Он намеревался зайти к землевладельцам, сыновьям дона Сальвадара, и попросить у них взаймы небольшую сумму, чтобы хватило денег на покупку новой лошади, которая должна была заменить бедного Моррута. И так как украшение бедности - опрятность, он присел на каменную скамью, ожидая очереди освободиться от бороды, небритой в течение двух недель, жесткой и колючей, делавшей черным его лицо. В тени высоких платанов работали мужицкие парикмахеры, уличные цирюльники. Пара тростниковых кресел с локотниками, отполированными от долгого употребления, небольшая жаровня, с кипящим на ней чугуном воды, сомнительной белизны белье и несколько зазубренных бритв, которые так царапали жесткую кожу клиентов, что страшно было глядеть - вот все, что составляло инвентарь этих заведений под открытым небом.

Здесь впервые начинали практиковать неумелые мальчики, стремящиеся стать подмастерьями городских парикмахеров. В то время, как они, изучая ремесло, покрывали лица шрамами, а головы уступами и плешами, сам хозяин, сидя на скамье, или беседовал с клиентами, или читал вслух газету, а слушатели, подперши подбородок руками, безстрастно ему внимали.

Тем, кто садился в кресло мучений, сначала проводили куском мыла по щекам и терли до тех пор, пока не взбивалась пена. Потом уже начиналась жестокая ояерация бритья с порезами, которую, несмотря на окровавленную физиономию, клиенты выносили стоически. В другом месте безостановочно звякали огромные ножницы, разгуливая по круглой голове какого-нибудь требовательного толстого парня, который, по окончании операции, бывал острижен на подобие пуделя с длинным хохлом на лбу и с совершенно голым затылком, что, по его мнению, было верхом изящества.

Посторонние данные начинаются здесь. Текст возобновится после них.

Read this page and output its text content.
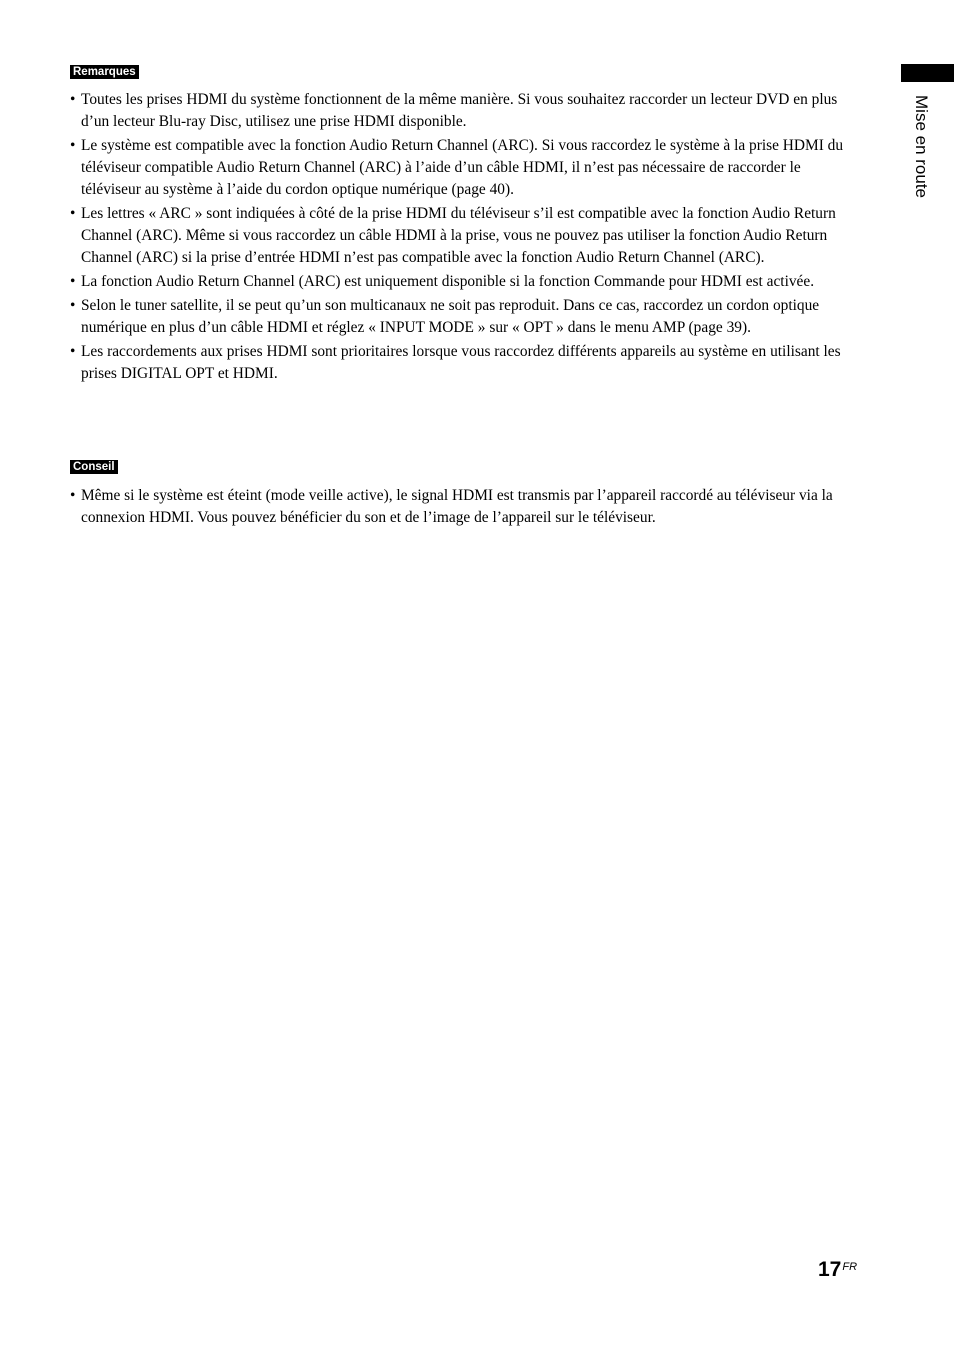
Mise en route
Remarques
• Toutes les prises HDMI du système fonctionnent de la même manière. Si vous souhaitez raccorder un lecteur DVD en plus d’un lecteur Blu-ray Disc, utilisez une prise HDMI disponible.
• Le système est compatible avec la fonction Audio Return Channel (ARC). Si vous raccordez le système à la prise HDMI du téléviseur compatible Audio Return Channel (ARC) à l’aide d’un câble HDMI, il n’est pas nécessaire de raccorder le téléviseur au système à l’aide du cordon optique numérique (page 40).
• Les lettres « ARC » sont indiquées à côté de la prise HDMI du téléviseur s’il est compatible avec la fonction Audio Return Channel (ARC). Même si vous raccordez un câble HDMI à la prise, vous ne pouvez pas utiliser la fonction Audio Return Channel (ARC) si la prise d’entrée HDMI n’est pas compatible avec la fonction Audio Return Channel (ARC).
• La fonction Audio Return Channel (ARC) est uniquement disponible si la fonction Commande pour HDMI est activée.
• Selon le tuner satellite, il se peut qu’un son multicanaux ne soit pas reproduit. Dans ce cas, raccordez un cordon optique numérique en plus d’un câble HDMI et réglez « INPUT MODE » sur « OPT » dans le menu AMP (page 39).
• Les raccordements aux prises HDMI sont prioritaires lorsque vous raccordez différents appareils au système en utilisant les prises DIGITAL OPT et HDMI.
Conseil
• Même si le système est éteint (mode veille active), le signal HDMI est transmis par l’appareil raccordé au téléviseur via la connexion HDMI. Vous pouvez bénéficier du son et de l’image de l’appareil sur le téléviseur.
$17^{FR}$
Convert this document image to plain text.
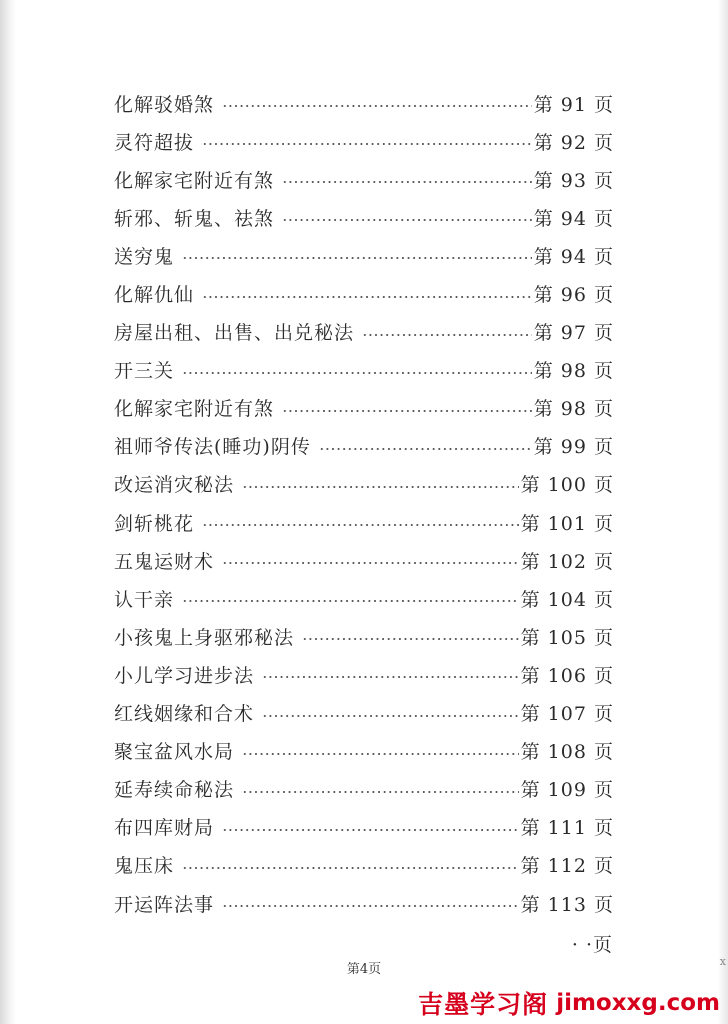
化解驳婚煞	第 91 页
灵符超拔	第 92 页
化解家宅附近有煞	第 93 页
斩邪、斩鬼、祛煞	第 94 页
送穷鬼	第 94 页
化解仇仙	第 96 页
房屋出租、出售、出兑秘法	第 97 页
开三关	第 98 页
化解家宅附近有煞	第 98 页
祖师爷传法(睡功)阴传	第 99 页
改运消灾秘法	第 100 页
剑斩桃花	第 101 页
五鬼运财术	第 102 页
认干亲	第 104 页
小孩鬼上身驱邪秘法	第 105 页
小儿学习进步法	第 106 页
红线姻缘和合术	第 107 页
聚宝盆风水局	第 108 页
延寿续命秘法	第 109 页
布四库财局	第 111 页
鬼压床	第 112 页
开运阵法事	第 113 页
· ·页
第4页
x
吉墨学习阁 jimoxxg.com
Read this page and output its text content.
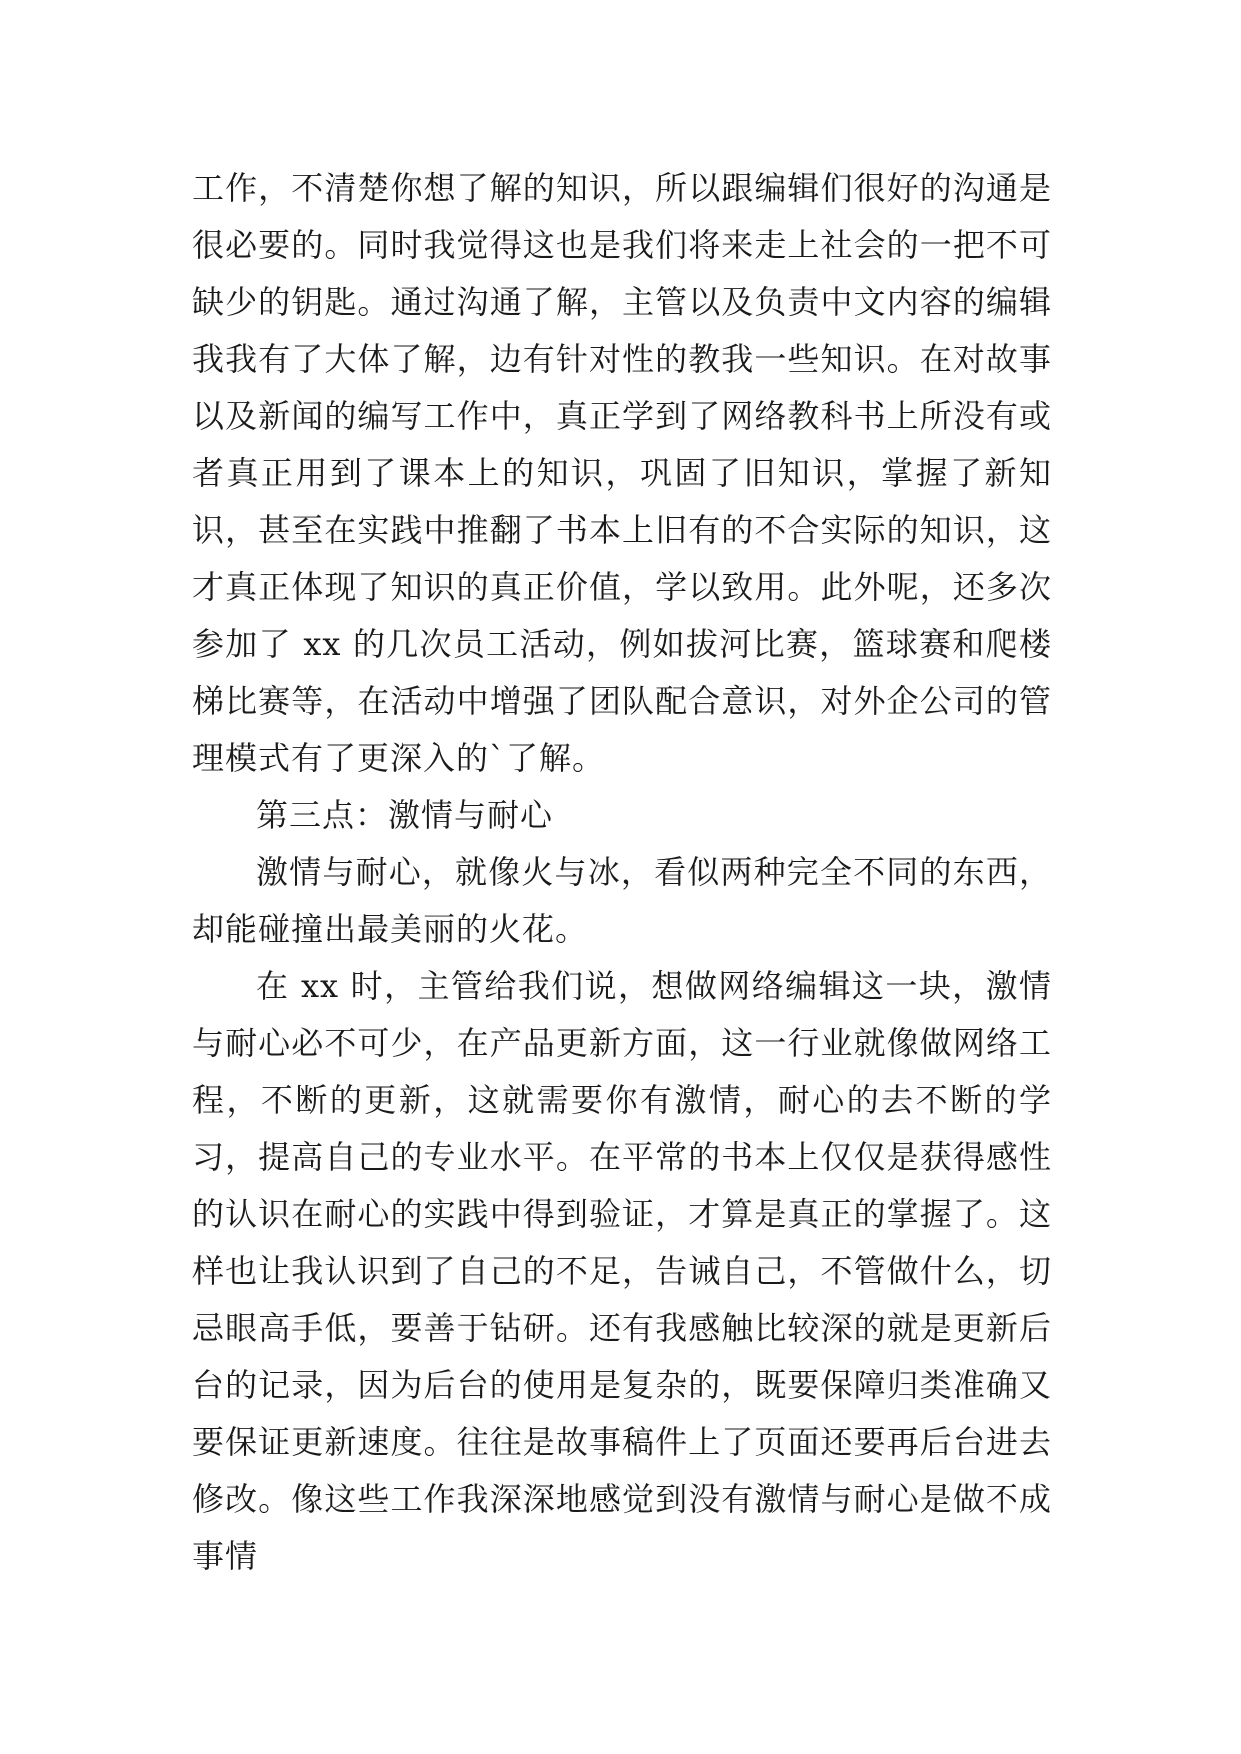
工作，不清楚你想了解的知识，所以跟编辑们很好的沟通是很必要的。同时我觉得这也是我们将来走上社会的一把不可缺少的钥匙。通过沟通了解，主管以及负责中文内容的编辑我我有了大体了解，边有针对性的教我一些知识。在对故事以及新闻的编写工作中，真正学到了网络教科书上所没有或者真正用到了课本上的知识，巩固了旧知识，掌握了新知识，甚至在实践中推翻了书本上旧有的不合实际的知识，这才真正体现了知识的真正价值，学以致用。此外呢，还多次参加了 xx 的几次员工活动，例如拔河比赛，篮球赛和爬楼梯比赛等，在活动中增强了团队配合意识，对外企公司的管理模式有了更深入的`了解。

第三点：激情与耐心

激情与耐心，就像火与冰，看似两种完全不同的东西，却能碰撞出最美丽的火花。

在 xx 时，主管给我们说，想做网络编辑这一块，激情与耐心必不可少，在产品更新方面，这一行业就像做网络工程，不断的更新，这就需要你有激情，耐心的去不断的学习，提高自己的专业水平。在平常的书本上仅仅是获得感性的认识在耐心的实践中得到验证，才算是真正的掌握了。这样也让我认识到了自己的不足，告诫自己，不管做什么，切忌眼高手低，要善于钻研。还有我感触比较深的就是更新后台的记录，因为后台的使用是复杂的，既要保障归类准确又要保证更新速度。往往是故事稿件上了页面还要再后台进去修改。像这些工作我深深地感觉到没有激情与耐心是做不成事情
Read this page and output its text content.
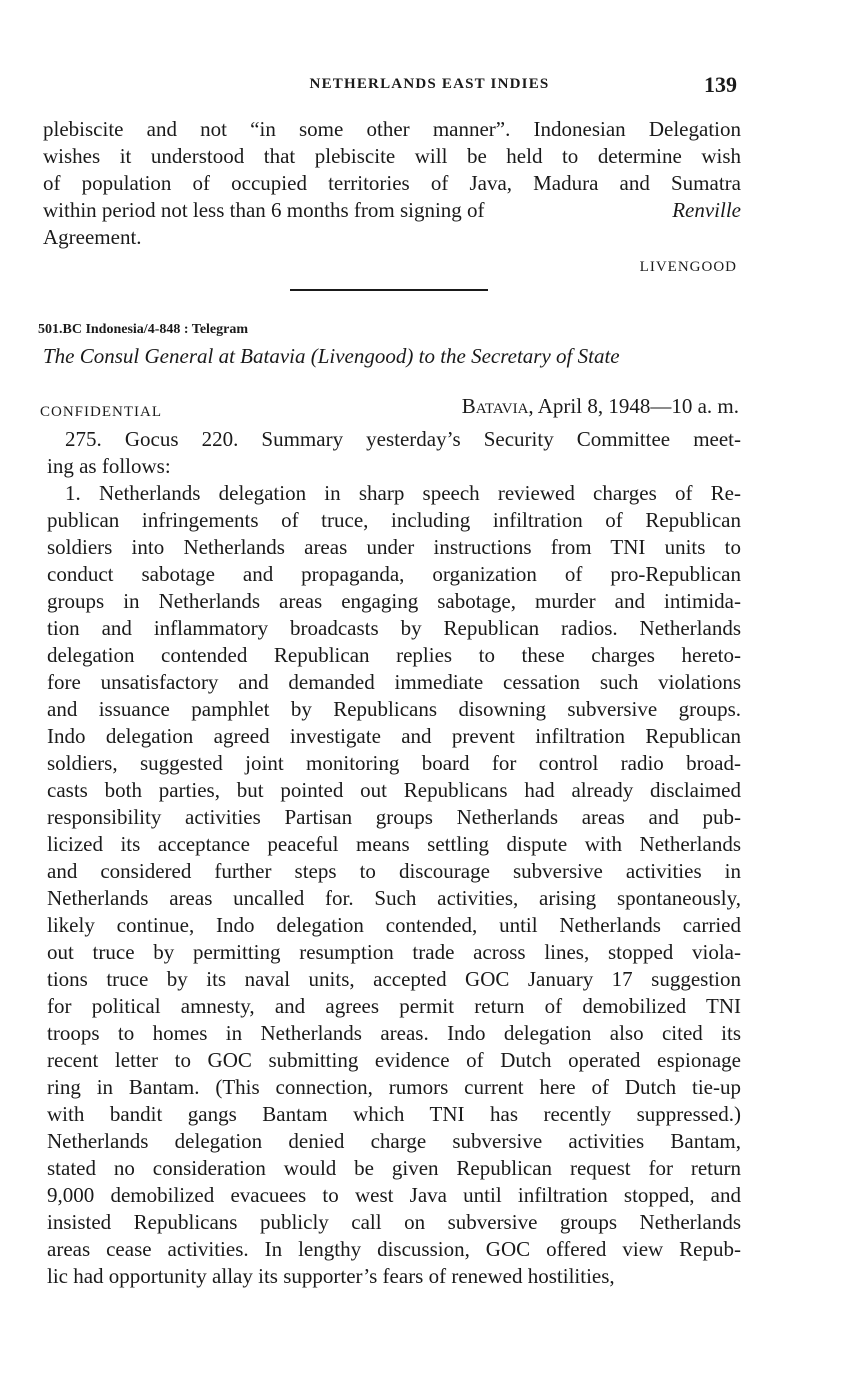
NETHERLANDS EAST INDIES	139
plebiscite and not “in some other manner”. Indonesian Delegation
wishes it understood that plebiscite will be held to determine wish
of population of occupied territories of Java, Madura and Sumatra
within period not less than 6 months from signing of	Renville
Agreement.
LIVENGOOD
501.BC Indonesia/4-848 : Telegram
The Consul General at Batavia (Livengood) to the Secretary of State
CONFIDENTIAL	Batavia, April 8, 1948—10 a. m.
275. Gocus 220. Summary yesterday’s Security Committee meet-
ing as follows:
1. Netherlands delegation in sharp speech reviewed charges of Re-
publican infringements of truce, including infiltration of Republican
soldiers into Netherlands areas under instructions from TNI units to
conduct sabotage and propaganda, organization of pro-Republican
groups in Netherlands areas engaging sabotage, murder and intimida-
tion and inflammatory broadcasts by Republican radios. Netherlands
delegation contended Republican replies to these charges hereto-
fore unsatisfactory and demanded immediate cessation such violations
and issuance pamphlet by Republicans disowning subversive groups.
Indo delegation agreed investigate and prevent infiltration Republican
soldiers, suggested joint monitoring board for control radio broad-
casts both parties, but pointed out Republicans had already disclaimed
responsibility activities Partisan groups Netherlands areas and pub-
licized its acceptance peaceful means settling dispute with Netherlands
and considered further steps to discourage subversive activities in
Netherlands areas uncalled for. Such activities, arising spontaneously,
likely continue, Indo delegation contended, until Netherlands carried
out truce by permitting resumption trade across lines, stopped viola-
tions truce by its naval units, accepted GOC January 17 suggestion
for political amnesty, and agrees permit return of demobilized TNI
troops to homes in Netherlands areas. Indo delegation also cited its
recent letter to GOC submitting evidence of Dutch operated espionage
ring in Bantam. (This connection, rumors current here of Dutch tie-up
with bandit gangs Bantam which TNI has recently suppressed.)
Netherlands delegation denied charge subversive activities Bantam,
stated no consideration would be given Republican request for return
9,000 demobilized evacuees to west Java until infiltration stopped, and
insisted Republicans publicly call on subversive groups Netherlands
areas cease activities. In lengthy discussion, GOC offered view Repub-
lic had opportunity allay its supporter’s fears of renewed hostilities,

Батисту еще повезло с бритьем на этот раз. Между тем, как он, развалившись в тростниковом кресле, скосивши глаза, слушал, как хозяин гнусаво и монотонно читал и в качестве человека, понимающого толк в политике, делал свои замечания и комментарии, он получил всего три царапины и один шрам около уха. В другие разы он бывал менее счастлив. Он заплатил полуреал, который следовало, и вошел в город через Серранския ворота.

Часа через два после того он вышел обратно и снова уселся на каменную скамью среди группы клиентов, чтобы еще послушать речей хозяина до начала торга. Землевладельцы согласились ссудить ему ту маленькую сумму, какой не хватало на покупку лошади. Теперь главною задачей было - сделать удачный выбор, сохраняя хладнокровие, чтобы не попасть впросак и не быть надутым хитрыми цыганами, которые, со своими лошадьми, проходили мимо него и по покатости спускались к реке.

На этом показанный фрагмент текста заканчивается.